Now you know where at least some of the $16 Billion was spent. And after walking up several flights of stairs, we had more than one reason to have our breath taken away.
Looking up, there was more to see, a brilliant chandelier, which had also restored to magnificence.
A few minutes later, a few announcements were made, which included a request not to take photos. And I did try to comply -- with some help from weak camera batteries -- for most of the remainder of the program. With all of this visual eye candy, you might have thought that the progam itself would be an anticlimax. But when the lights dimmed, the audience quieted and the overture began. Music from the fifty piece stage orchestra easily filled the hall and the sounds blended like a well woven fabric.
This was the first time I'd attended an opera, so I really wasn't quite sure what to expect. But when the curtain rose, a large cast of singers was dressed in period costume, attending a wedding feast. So began the story. The theatre featured several high tech elements which helped those of us who didn't speak Russian. Far up above the stage, the words of the songs were displayed in both Russian and English. So as the soloists began to hit their high notes, we could follow along with the story line.
In the first act, we were introduced to Ruslan and Lyudmilla, but also found that their dreams of wedded bliss would be interrupted. By the end of the first act, they'd been banished to different parts of their country. For the rest of the performance, the two young lovers would have to overcome all kinds of obstacles in order to find each other again. But first, the curtain rose and we had our first intermission.
By now, the three of us had not eaten since lunchtime, so we headed upstairs to the grande cafe, along with many other members of the audience. This was fun, since both the men and women were decked out, often in beautiful clothing. Many of the women wore formal black, often with matching high black boots or 3 inch heels, but others wore colorful scarves, furs and many other variations. All of the finery and lively conversation helped sustain the sense that we were truly taking part in a special event.
We joined the queue for refreshments and two of us opted for champagne when we reached the front of the line.
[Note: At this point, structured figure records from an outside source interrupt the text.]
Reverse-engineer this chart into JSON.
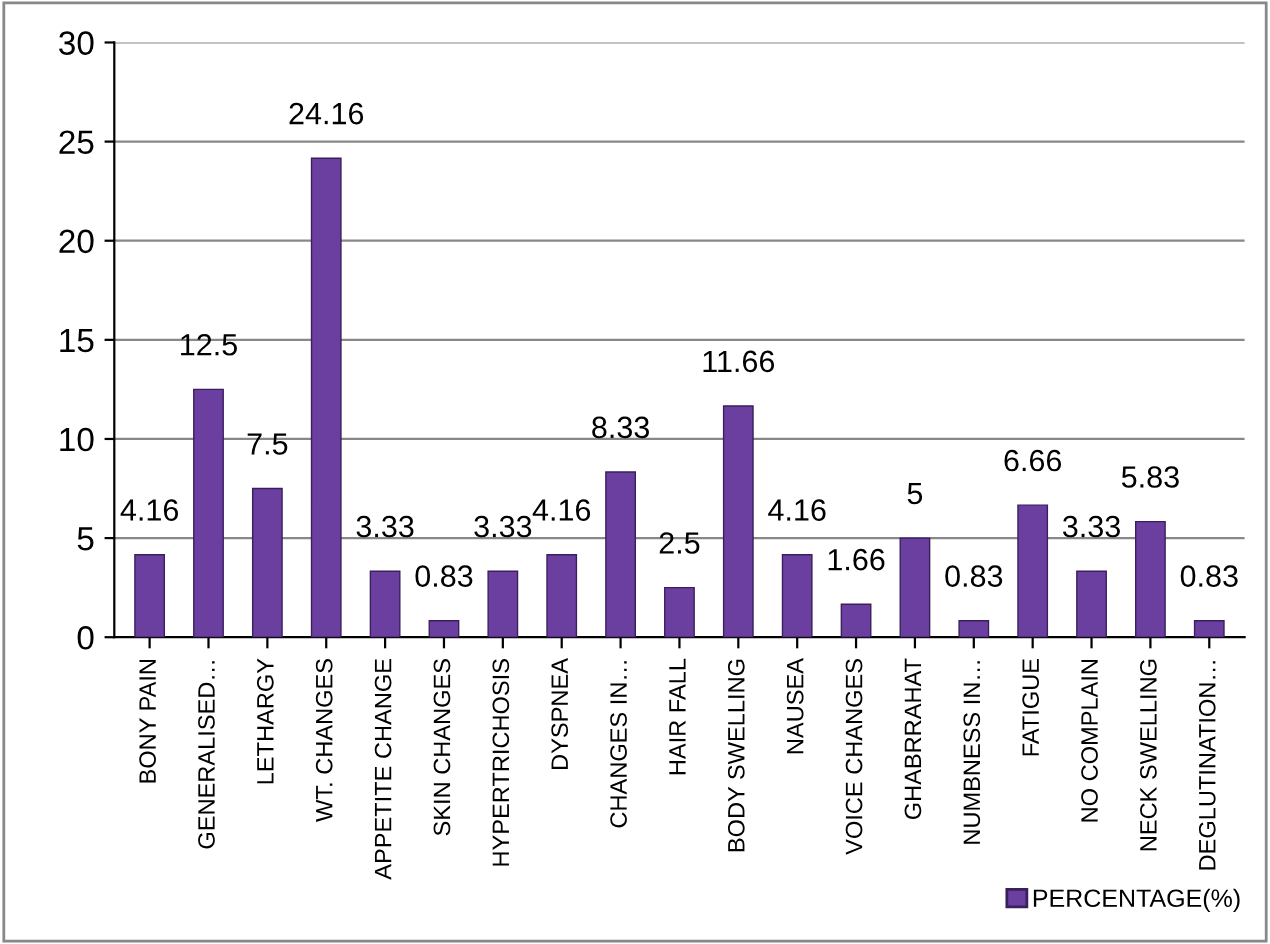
{
  "chart_data": {
    "type": "bar",
    "categories": [
      "BONY PAIN",
      "GENERALISED…",
      "LETHARGY",
      "WT. CHANGES",
      "APPETITE CHANGE",
      "SKIN CHANGES",
      "HYPERTRICHOSIS",
      "DYSPNEA",
      "CHANGES IN…",
      "HAIR FALL",
      "BODY SWELLING",
      "NAUSEA",
      "VOICE CHANGES",
      "GHABRRAHAT",
      "NUMBNESS IN…",
      "FATIGUE",
      "NO COMPLAIN",
      "NECK SWELLING",
      "DEGLUTINATION…"
    ],
    "series": [
      {
        "name": "PERCENTAGE(%)",
        "color": "#6b3fa0",
        "values": [
          4.16,
          12.5,
          7.5,
          24.16,
          3.33,
          0.83,
          3.33,
          4.16,
          8.33,
          2.5,
          11.66,
          4.16,
          1.66,
          5,
          0.83,
          6.66,
          3.33,
          5.83,
          0.83
        ]
      }
    ],
    "ylim": [
      0,
      30
    ],
    "yticks": [
      0,
      5,
      10,
      15,
      20,
      25,
      30
    ],
    "grid": "y",
    "legend": "bottom right",
    "data_labels": true
  }
}
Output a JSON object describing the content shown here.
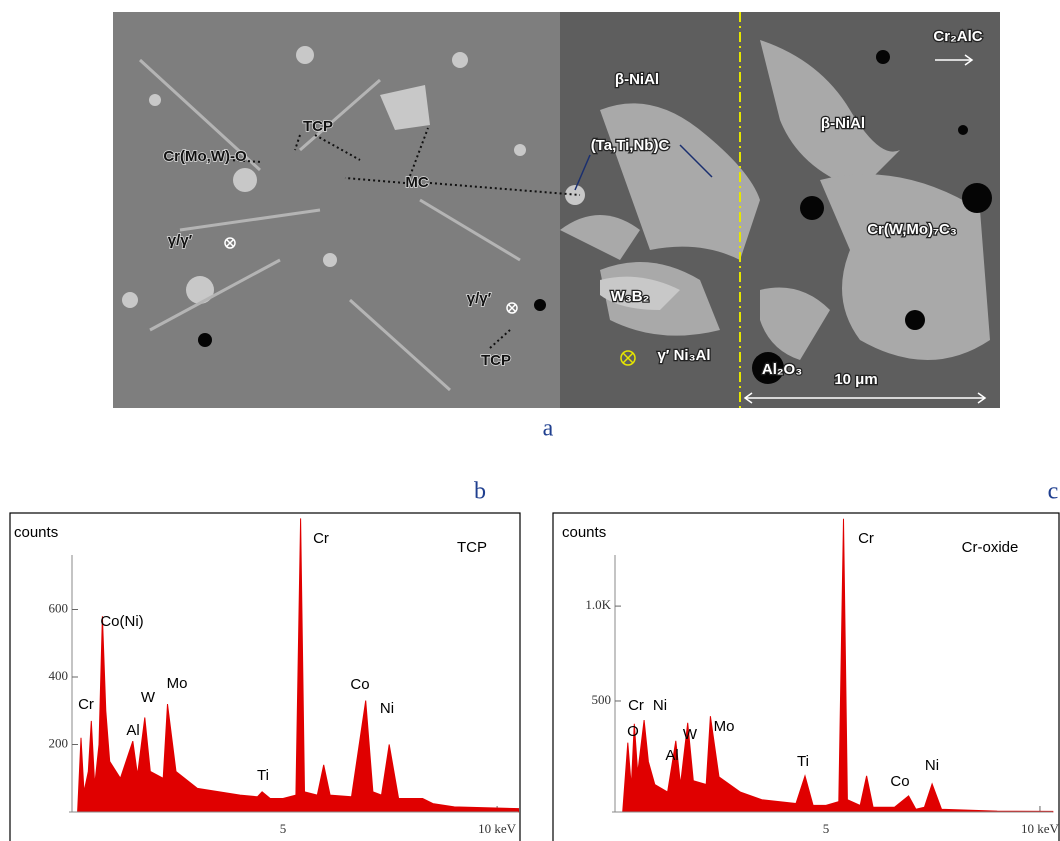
{
  "micrograph": {
    "caption": "a",
    "labels": [
      "Cr₂AlC",
      "β-NiAl",
      "β-NiAl",
      "TCP",
      "Cr(Mo,W)-O",
      "(Ta,Ti,Nb)C",
      "MC",
      "Cr(W,Mo)₇C₃",
      "γ/γ′",
      "W₃B₂",
      "γ/γ′",
      "TCP",
      "γ′ Ni₃Al",
      "Al₂O₃",
      "10 μm"
    ]
  },
  "chart_data": [
    {
      "type": "area",
      "label": "b",
      "y_label": "counts",
      "annotation": "TCP",
      "color": "#e00000",
      "peak_labels": [
        "Cr",
        "Co(Ni)",
        "Al",
        "W",
        "Mo",
        "Ti",
        "Cr",
        "Co",
        "Ni"
      ],
      "x": [
        0.2,
        0.28,
        0.35,
        0.45,
        0.52,
        0.6,
        0.7,
        0.78,
        0.86,
        0.95,
        1.2,
        1.49,
        1.6,
        1.77,
        1.9,
        2.2,
        2.3,
        2.5,
        3.0,
        3.5,
        4.0,
        4.4,
        4.51,
        4.7,
        5.0,
        5.3,
        5.41,
        5.5,
        5.8,
        5.95,
        6.1,
        6.6,
        6.93,
        7.1,
        7.3,
        7.48,
        7.7,
        8.26,
        8.5,
        9.0,
        10.5
      ],
      "values": [
        0,
        220,
        60,
        120,
        270,
        80,
        200,
        580,
        300,
        150,
        100,
        210,
        110,
        280,
        120,
        100,
        320,
        120,
        70,
        60,
        50,
        45,
        60,
        40,
        40,
        50,
        870,
        60,
        50,
        140,
        50,
        45,
        330,
        60,
        50,
        200,
        40,
        40,
        25,
        15,
        10
      ],
      "xlim": [
        0,
        10.5
      ],
      "ylim": [
        0,
        880
      ],
      "xticks": [
        5,
        {
          "value": 10,
          "label": "10 keV"
        }
      ],
      "yticks": [
        200,
        400,
        600
      ]
    },
    {
      "type": "area",
      "label": "c",
      "y_label": "counts",
      "annotation": "Cr-oxide",
      "color": "#e00000",
      "peak_labels": [
        "O",
        "Cr",
        "Ni",
        "Al",
        "W",
        "Mo",
        "Ti",
        "Cr",
        "Co",
        "Ni"
      ],
      "x": [
        0.25,
        0.37,
        0.45,
        0.52,
        0.6,
        0.75,
        0.85,
        1.0,
        1.3,
        1.49,
        1.6,
        1.77,
        1.9,
        2.2,
        2.3,
        2.5,
        3.0,
        3.5,
        4.3,
        4.51,
        4.7,
        5.0,
        5.3,
        5.41,
        5.5,
        5.8,
        5.95,
        6.1,
        6.6,
        6.93,
        7.1,
        7.3,
        7.48,
        7.7,
        8.3,
        9.0,
        10.3
      ],
      "values": [
        -85,
        280,
        50,
        380,
        120,
        400,
        180,
        60,
        20,
        290,
        60,
        385,
        80,
        60,
        420,
        100,
        20,
        -20,
        -40,
        105,
        -50,
        -50,
        -30,
        1460,
        -20,
        -50,
        105,
        -60,
        -60,
        0,
        -70,
        -60,
        63,
        -70,
        -75,
        -80,
        -82
      ],
      "xlim": [
        0,
        10.3
      ],
      "ylim": [
        -85,
        1480
      ],
      "xticks": [
        5,
        {
          "value": 10,
          "label": "10 keV"
        }
      ],
      "yticks": [
        500,
        {
          "value": 1000,
          "label": "1.0K"
        }
      ]
    }
  ]
}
The pour was Russian and a mite sweet, but the bubbles tingled as they should and the liquid went down easy.
We returned to our seats and relaxed, waiting for the second act. The nine time zone time change was starting to catch up with me, but I enjoyed the singing and the visuals of the stage sets were impressive. The tale itself was quite predictable, but there were many outstanding musical moments. In particular, Albina Shagimuratova, who sang the part of Lyudmila, had a wonderfully expressive soprano range and kept my attention whenever she sang with her melodic sense and graceful ascension up the scales.
The third act brought us to the anticipated denouement, where the Ruslan and Lyudmila were reunited and the cast gathered again to complete the wedding celebration. And here is where I was able to snap one more picture of the scene:
When the curtain fell, the audience responded with loud applause. The cast came out to take their bows and were eventually joined by the charismatic orchestra leader Vladimir Yourovsky. Finally, the last shout died down and the final curtain dropped. It was late, so we collected our coats and walked back to the subway. Red Square beckoned just a few blocks away, but that visit would need to wait for another day.